О-о, мир был населен добрыми людьми. И, вооруженная десятком рецептов, я бежала «жарить-парить», гордо выставляла на стол свои достижения и радостно выслушивала Эрика.
— Ну и ну, я такого вкусного не ел никогда!
Мой дом! Мой Эрик! Его любовь, его немудреные сказки вроде той, что каждую ночь, едва я засыпаю, прилетает сова, садится на ветку карагача и смотрит к нам в окно, заглушали горечь семейного раскола.
Наступила весна. Не робкая, как в Ленинграде, а властная и бурная. Солнце отпаивало теплом землю, деревья. Набухли и тут же полопались почки. С гор, наполняя арыки, мчался гремучий, мутный поток воды. Стоя на бунтарском ветру, я развешивала постиранное белье, перебрасываясь шутками с хозяйкой. Потом ушла в дом что-то подсинить.

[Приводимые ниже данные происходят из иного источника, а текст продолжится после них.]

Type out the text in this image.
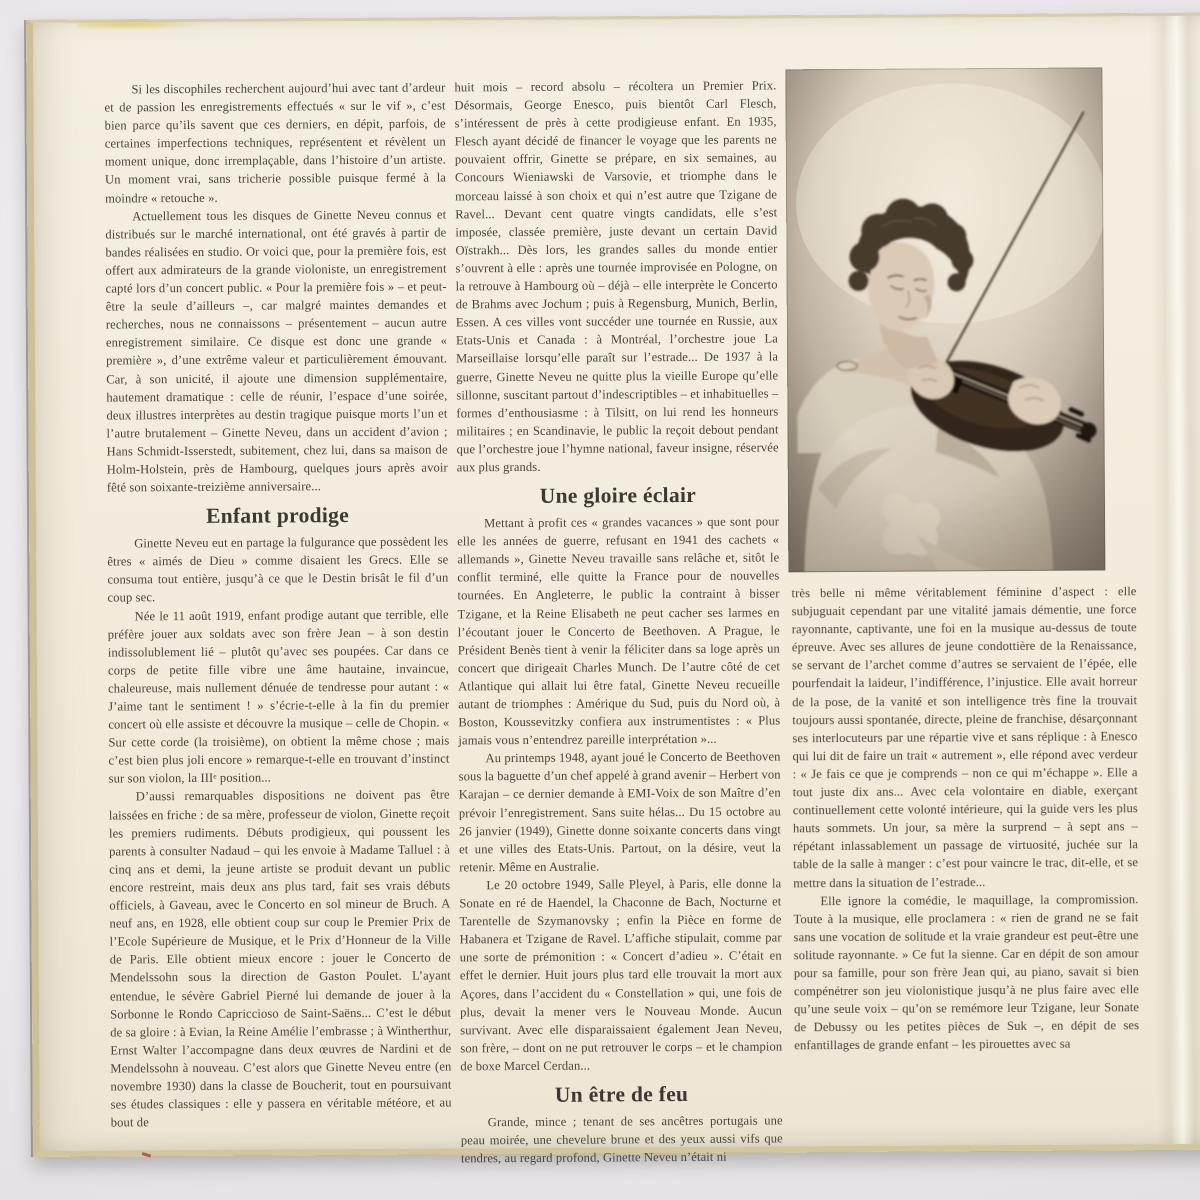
Si les discophiles recherchent aujourd’hui avec tant d’ardeur et de passion les enregistrements effectués « sur le vif », c’est bien parce qu’ils savent que ces derniers, en dépit, parfois, de certaines imperfections techniques, représentent et révèlent un moment unique, donc irremplaçable, dans l’histoire d’un artiste. Un moment vrai, sans tricherie possible puisque fermé à la moindre « retouche ».

Actuellement tous les disques de Ginette Neveu connus et distribués sur le marché international, ont été gravés à partir de bandes réalisées en studio. Or voici que, pour la première fois, est offert aux admirateurs de la grande violoniste, un enregistrement capté lors d’un concert public. « Pour la première fois » – et peut-être la seule d’ailleurs –, car malgré maintes demandes et recherches, nous ne connaissons – présentement – aucun autre enregistrement similaire. Ce disque est donc une grande « première », d’une extrême valeur et particulièrement émouvant. Car, à son unicité, il ajoute une dimension supplémentaire, hautement dramatique : celle de réunir, l’espace d’une soirée, deux illustres interprètes au destin tragique puisque morts l’un et l’autre brutalement – Ginette Neveu, dans un accident d’avion ; Hans Schmidt-Isserstedt, subitement, chez lui, dans sa maison de Holm-Holstein, près de Hambourg, quelques jours après avoir fêté son soixante-treizième anniversaire...

Enfant prodige

Ginette Neveu eut en partage la fulgurance que possèdent les êtres « aimés de Dieu » comme disaient les Grecs. Elle se consuma tout entière, jusqu’à ce que le Destin brisât le fil d’un coup sec.

Née le 11 août 1919, enfant prodige autant que terrible, elle préfère jouer aux soldats avec son frère Jean – à son destin indissolublement lié – plutôt qu’avec ses poupées. Car dans ce corps de petite fille vibre une âme hautaine, invaincue, chaleureuse, mais nullement dénuée de tendresse pour autant : « J’aime tant le sentiment ! » s’écrie-t-elle à la fin du premier concert où elle assiste et découvre la musique – celle de Chopin. « Sur cette corde (la troisième), on obtient la même chose ; mais c’est bien plus joli encore » remarque-t-elle en trouvant d’instinct sur son violon, la IIIᵉ position...

D’aussi remarquables dispositions ne doivent pas être laissées en friche : de sa mère, professeur de violon, Ginette reçoit les premiers rudiments. Débuts prodigieux, qui poussent les parents à consulter Nadaud – qui les envoie à Madame Talluel : à cinq ans et demi, la jeune artiste se produit devant un public encore restreint, mais deux ans plus tard, fait ses vrais débuts officiels, à Gaveau, avec le Concerto en sol mineur de Bruch. A neuf ans, en 1928, elle obtient coup sur coup le Premier Prix de l’Ecole Supérieure de Musique, et le Prix d’Honneur de la Ville de Paris. Elle obtient mieux encore : jouer le Concerto de Mendelssohn sous la direction de Gaston Poulet. L’ayant entendue, le sévère Gabriel Pierné lui demande de jouer à la Sorbonne le Rondo Capriccioso de Saint-Saëns... C’est le début de sa gloire : à Evian, la Reine Amélie l’embrasse ; à Wintherthur, Ernst Walter l’accompagne dans deux œuvres de Nardini et de Mendelssohn à nouveau. C’est alors que Ginette Neveu entre (en novembre 1930) dans la classe de Boucherit, tout en poursuivant ses études classiques : elle y passera en véritable météore, et au bout de

huit mois – record absolu – récoltera un Premier Prix. Désormais, George Enesco, puis bientôt Carl Flesch, s’intéressent de près à cette prodigieuse enfant. En 1935, Flesch ayant décidé de financer le voyage que les parents ne pouvaient offrir, Ginette se prépare, en six semaines, au Concours Wieniawski de Varsovie, et triomphe dans le morceau laissé à son choix et qui n’est autre que Tzigane de Ravel... Devant cent quatre vingts candidats, elle s’est imposée, classée première, juste devant un certain David Oïstrakh... Dès lors, les grandes salles du monde entier s’ouvrent à elle : après une tournée improvisée en Pologne, on la retrouve à Hambourg où – déjà – elle interprète le Concerto de Brahms avec Jochum ; puis à Regensburg, Munich, Berlin, Essen. A ces villes vont succéder une tournée en Russie, aux Etats-Unis et Canada : à Montréal, l’orchestre joue La Marseillaise lorsqu’elle paraît sur l’estrade... De 1937 à la guerre, Ginette Neveu ne quitte plus la vieille Europe qu’elle sillonne, suscitant partout d’indescriptibles – et inhabituelles – formes d’enthousiasme : à Tilsitt, on lui rend les honneurs militaires ; en Scandinavie, le public la reçoit debout pendant que l’orchestre joue l’hymne national, faveur insigne, réservée aux plus grands.

Une gloire éclair

Mettant à profit ces « grandes vacances » que sont pour elle les années de guerre, refusant en 1941 des cachets « allemands », Ginette Neveu travaille sans relâche et, sitôt le conflit terminé, elle quitte la France pour de nouvelles tournées. En Angleterre, le public la contraint à bisser Tzigane, et la Reine Elisabeth ne peut cacher ses larmes en l’écoutant jouer le Concerto de Beethoven. A Prague, le Président Benès tient à venir la féliciter dans sa loge après un concert que dirigeait Charles Munch. De l’autre côté de cet Atlantique qui allait lui être fatal, Ginette Neveu recueille autant de triomphes : Amérique du Sud, puis du Nord où, à Boston, Koussevitzky confiera aux instrumentistes : « Plus jamais vous n’entendrez pareille interprétation »...

Au printemps 1948, ayant joué le Concerto de Beethoven sous la baguette d’un chef appelé à grand avenir – Herbert von Karajan – ce dernier demande à EMI-Voix de son Maître d’en prévoir l’enregistrement. Sans suite hélas... Du 15 octobre au 26 janvier (1949), Ginette donne soixante concerts dans vingt et une villes des Etats-Unis. Partout, on la désire, veut la retenir. Même en Australie.

Le 20 octobre 1949, Salle Pleyel, à Paris, elle donne la Sonate en ré de Haendel, la Chaconne de Bach, Nocturne et Tarentelle de Szymanovsky ; enfin la Pièce en forme de Habanera et Tzigane de Ravel. L’affiche stipulait, comme par une sorte de prémonition : « Concert d’adieu ». C’était en effet le dernier. Huit jours plus tard elle trouvait la mort aux Açores, dans l’accident du « Constellation » qui, une fois de plus, devait la mener vers le Nouveau Monde. Aucun survivant. Avec elle disparaissaient également Jean Neveu, son frère, – dont on ne put retrouver le corps – et le champion de boxe Marcel Cerdan...

Un être de feu

Grande, mince ; tenant de ses ancêtres portugais une peau moirée, une chevelure brune et des yeux aussi vifs que tendres, au regard profond, Ginette Neveu n’était ni

très belle ni même véritablement féminine d’aspect : elle subjuguait cependant par une vitalité jamais démentie, une force rayonnante, captivante, une foi en la musique au-dessus de toute épreuve. Avec ses allures de jeune condottière de la Renaissance, se servant de l’archet comme d’autres se servaient de l’épée, elle pourfendait la laideur, l’indifférence, l’injustice. Elle avait horreur de la pose, de la vanité et son intelligence très fine la trouvait toujours aussi spontanée, directe, pleine de franchise, désarçonnant ses interlocuteurs par une répartie vive et sans réplique : à Enesco qui lui dit de faire un trait « autrement », elle répond avec verdeur : « Je fais ce que je comprends – non ce qui m’échappe ». Elle a tout juste dix ans... Avec cela volontaire en diable, exerçant continuellement cette volonté intérieure, qui la guide vers les plus hauts sommets. Un jour, sa mère la surprend – à sept ans – répétant inlassablement un passage de virtuosité, juchée sur la table de la salle à manger : c’est pour vaincre le trac, dit-elle, et se mettre dans la situation de l’estrade...

Elle ignore la comédie, le maquillage, la compromission. Toute à la musique, elle proclamera : « rien de grand ne se fait sans une vocation de solitude et la vraie grandeur est peut-être une solitude rayonnante. » Ce fut la sienne. Car en dépit de son amour pour sa famille, pour son frère Jean qui, au piano, savait si bien compénétrer son jeu violonistique jusqu’à ne plus faire avec elle qu’une seule voix – qu’on se remémore leur Tzigane, leur Sonate de Debussy ou les petites pièces de Suk –, en dépit de ses enfantillages de grande enfant – les pirouettes avec sa
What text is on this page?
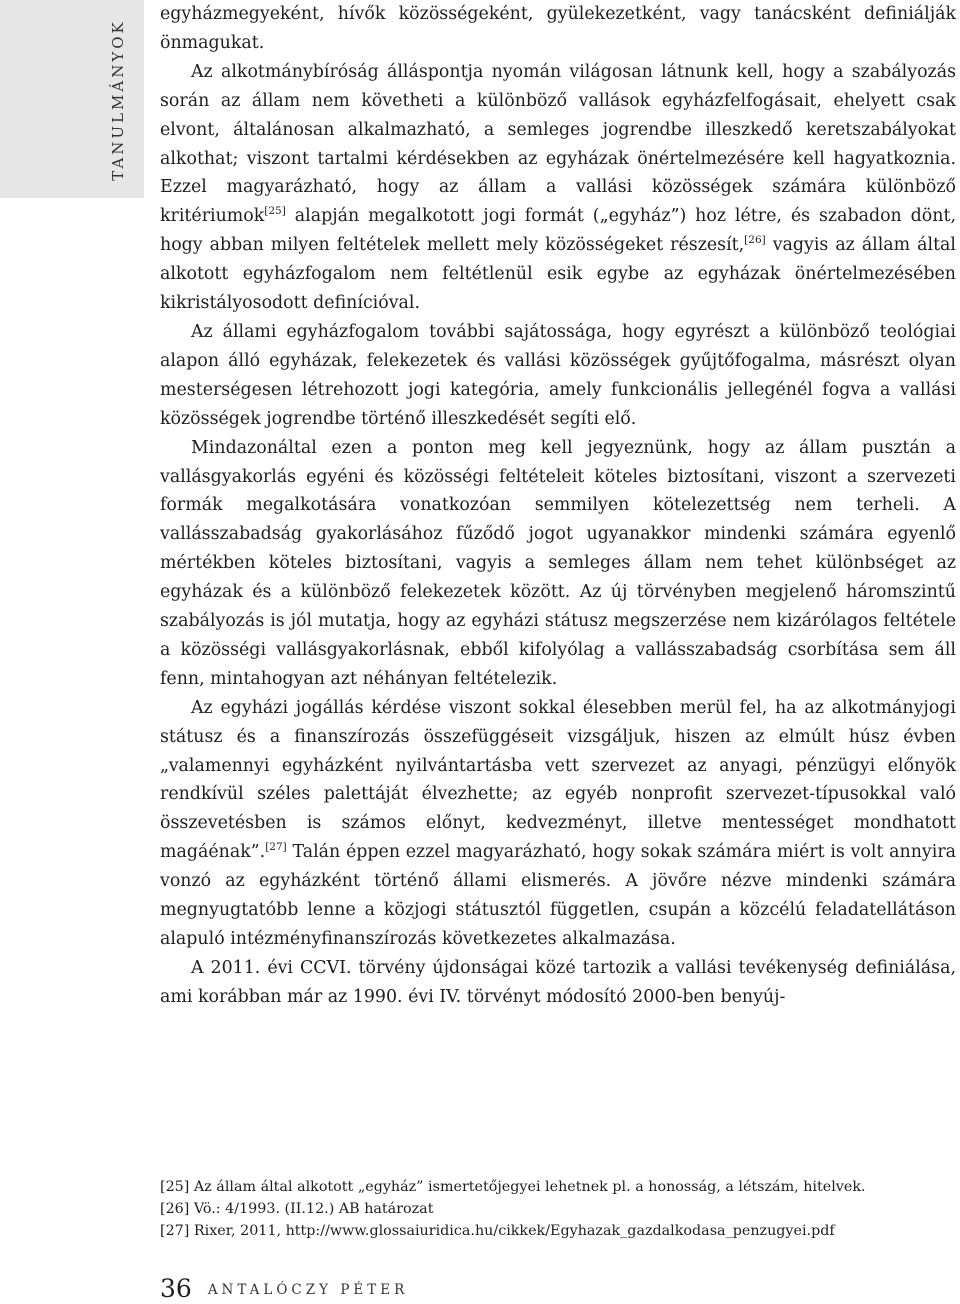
TANULMÁNYOK

egyházmegyeként, hívők közösségeként, gyülekezetként, vagy tanácsként definiálják önmagukat.

Az alkotmánybíróság álláspontja nyomán világosan látnunk kell, hogy a szabályozás során az állam nem követheti a különböző vallások egyházfelfogásait, ehelyett csak elvont, általánosan alkalmazható, a semleges jogrendbe illeszkedő keretszabályokat alkothat; viszont tartalmi kérdésekben az egyházak önértelmezésére kell hagyatkoznia. Ezzel magyarázható, hogy az állam a vallási közösségek számára különböző kritériumok[25] alapján megalkotott jogi formát („egyház”) hoz létre, és szabadon dönt, hogy abban milyen feltételek mellett mely közösségeket részesít,[26] vagyis az állam által alkotott egyházfogalom nem feltétlenül esik egybe az egyházak önértelmezésében kikristályosodott definícióval.

Az állami egyházfogalom további sajátossága, hogy egyrészt a különböző teológiai alapon álló egyházak, felekezetek és vallási közösségek gyűjtőfogalma, másrészt olyan mesterségesen létrehozott jogi kategória, amely funkcionális jellegénél fogva a vallási közösségek jogrendbe történő illeszkedését segíti elő.

Mindazonáltal ezen a ponton meg kell jegyeznünk, hogy az állam pusztán a vallásgyakorlás egyéni és közösségi feltételeit köteles biztosítani, viszont a szervezeti formák megalkotására vonatkozóan semmilyen kötelezettség nem terheli. A vallásszabadság gyakorlásához fűződő jogot ugyanakkor mindenki számára egyenlő mértékben köteles biztosítani, vagyis a semleges állam nem tehet különbséget az egyházak és a különböző felekezetek között. Az új törvényben megjelenő háromszintű szabályozás is jól mutatja, hogy az egyházi státusz megszerzése nem kizárólagos feltétele a közösségi vallásgyakorlásnak, ebből kifolyólag a vallásszabadság csorbítása sem áll fenn, mintahogyan azt néhányan feltételezik.

Az egyházi jogállás kérdése viszont sokkal élesebben merül fel, ha az alkotmányjogi státusz és a finanszírozás összefüggéseit vizsgáljuk, hiszen az elmúlt húsz évben „valamennyi egyházként nyilvántartásba vett szervezet az anyagi, pénzügyi előnyök rendkívül széles palettáját élvezhette; az egyéb nonprofit szervezet-típusokkal való összevetésben is számos előnyt, kedvezményt, illetve mentességet mondhatott magáénak”.[27] Talán éppen ezzel magyarázható, hogy sokak számára miért is volt annyira vonzó az egyházként történő állami elismerés. A jövőre nézve mindenki számára megnyugtatóbb lenne a közjogi státusztól független, csupán a közcélú feladatellátáson alapuló intézményfinanszírozás következetes alkalmazása.

A 2011. évi CCVI. törvény újdonságai közé tartozik a vallási tevékenység definiálása, ami korábban már az 1990. évi IV. törvényt módosító 2000-ben benyúj-

[25] Az állam által alkotott „egyház” ismertetőjegyei lehetnek pl. a honosság, a létszám, hitelvek.
[26] Vö.: 4/1993. (II.12.) AB határozat
[27] Rixer, 2011, http://www.glossaiuridica.hu/cikkek/Egyhazak_gazdalkodasa_penzugyei.pdf
36 ANTALÓCZY PÉTER
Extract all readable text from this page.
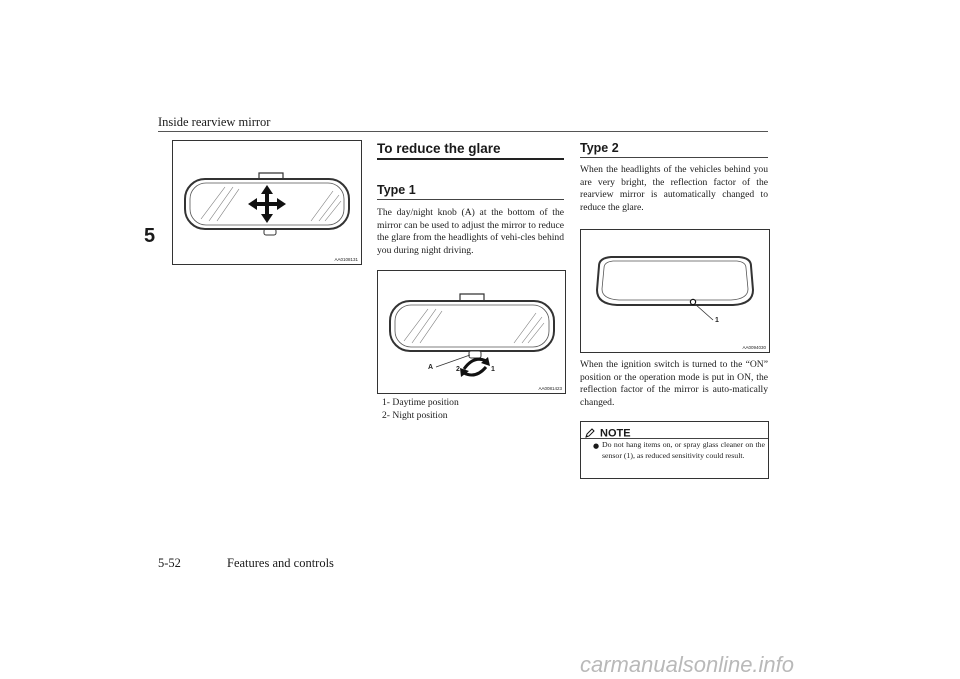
Inside rearview mirror
5
AA0108131
To reduce the glare
Type 1
The day/night knob (A) at the bottom of the mirror can be used to adjust the mirror to reduce the glare from the headlights of vehi-cles behind you during night driving.
A	2	1
AA0081423
1- Daytime position
2- Night position
Type 2
When the headlights of the vehicles behind you are very bright, the reflection factor of the rearview mirror is automatically changed to reduce the glare.
1
AA0094030
When the ignition switch is turned to the “ON” position or the operation mode is put in ON, the reflection factor of the mirror is auto-matically changed.
NOTE
● Do not hang items on, or spray glass cleaner on the sensor (1), as reduced sensitivity could result.
5-52	Features and controls
carmanualsonline.info
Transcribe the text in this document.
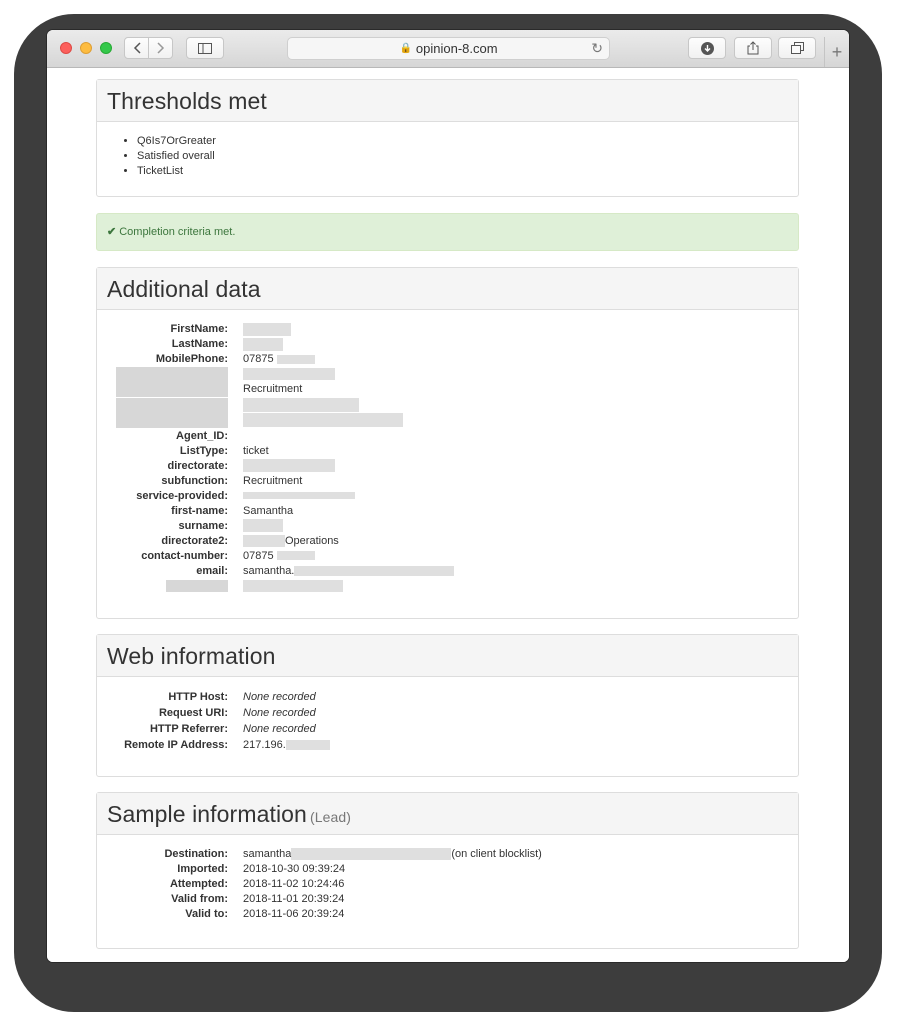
🔒 opinion-8.com	↻	+
Thresholds met
• Q6Is7OrGreater
• Satisfied overall
• TicketList
✔ Completion criteria met.
Additional data
FirstName:
LastName:
MobilePhone:	07875
Recruitment
Agent_ID:
ListType:	ticket
directorate:
subfunction:	Recruitment
service-provided:
first-name:	Samantha
surname:
directorate2:	Operations
contact-number:	07875
email:	samantha.
Web information
HTTP Host:	None recorded
Request URI:	None recorded
HTTP Referrer:	None recorded
Remote IP Address:	217.196.
Sample information (Lead)
Destination:	samantha	(on client blocklist)
Imported:	2018-10-30 09:39:24
Attempted:	2018-11-02 10:24:46
Valid from:	2018-11-01 20:39:24
Valid to:	2018-11-06 20:39:24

А когда вышла с тазом, услышала, как из-за дувала соседка говорит моей хозяйке:
— Эта вон какая! Эта куда лучше, чем та цаца!
— Та больно гордая, заносчивая…
— Да и некрасивая…
«Эта? Та?» О ком это они? Обо мне? И еще о ком-то? Не может быть! Я просто сумасшедшая! Но от услышанного перехватило дыхание. Сомнений быть не могло: их пересуды касались меня и еще кого-то, кто имел отношение к Эрику. Того, что у него мог быть кто-то, я и мысли не допускала. Нет! Нет!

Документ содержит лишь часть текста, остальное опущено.